Red Bull Prediksi Main Race GP Las Vegas Diguyur Hujan
Helmut Marko
Sirkuit jalan raya Las Vegas memang sulit karena kombinasi aspal halus, suhu malam yang cukup dingin, dan minimnya aktivitas pembersihan lintasan sebelum sesi penting. Keadaan menjadi makin sulit ketika hujan turun dan membuat trek menjadi licin. Kualifikasi yang digelar di bawah guyuran hujan semacam ini memperbesar kemungkinan kesalahan dan membuat hasil sulit diprediksi.
“Kita lihat saja besok karena tidak ada aktivitas pendukung sebelum FP3,” kata Marko menjelang sesi. “Ada prakiraan hujan dan kalau itu benar benar terjadi, grip yang sedikit itu bisa hilang begitu saja. Semua seperti lotre.” Catatan itu semakin diperkuat mengingat kualifikasi yang berlangsung di lintasan basah, sebuah skenario yang membuat banyak variabel masuk ke dalam persaingan, dari setelan mobil hingga pilihan ban dan strategi cuaca.
Red Bull memasuki akhir pekan dengan tekanan untuk tampil di barisan depan, namun hasil latihan menunjukkan peta kekuatan tak terduga.

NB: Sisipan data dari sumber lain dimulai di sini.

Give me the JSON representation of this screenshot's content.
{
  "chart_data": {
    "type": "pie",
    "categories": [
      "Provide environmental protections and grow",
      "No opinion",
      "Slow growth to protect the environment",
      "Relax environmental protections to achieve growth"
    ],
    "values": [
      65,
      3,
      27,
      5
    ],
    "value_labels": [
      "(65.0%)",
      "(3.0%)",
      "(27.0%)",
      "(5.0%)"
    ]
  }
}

McLaren, yang semula tidak terlalu optimis di Las Vegas, justru menonjol lewat kecepatan Lando Norris yang menjadi tercepat di FP2. “Saya cukup kaget melihat catatan waktu Norris,” ungkap Marko. “Kami harus cek mode mesin yang mereka pakai dan berapa bahan bakar yang tersisa.”
Meski begitu Marko juga menyebut bahwa kondisi lintasan basah bisa menjadi keuntungan untuk Max Verstappen, asalkan mobil dan setelannya bekerja optimal. “Kalau mobil dan setelannya tepat, tentu saja bisa menguntungkan,” ujarnya. Kondisi semacam ini membuka peluang besar bagi mereka yang mampu menguasainya, namun juga meningkatkan risiko bagi tim yang belum siap.
Dengan lintasan basah di kualifikasi dan potensi hujan yang masih terbuka, final practice hingga balapan utama akan menjadi uji nyata bagi semua tim. Setiap perubahan kecil dalam kondisi cuaca atau karakter lintasan bisa memberikan dampak besar terhadap performa ban, stabilitas mobil, dan strategi balap.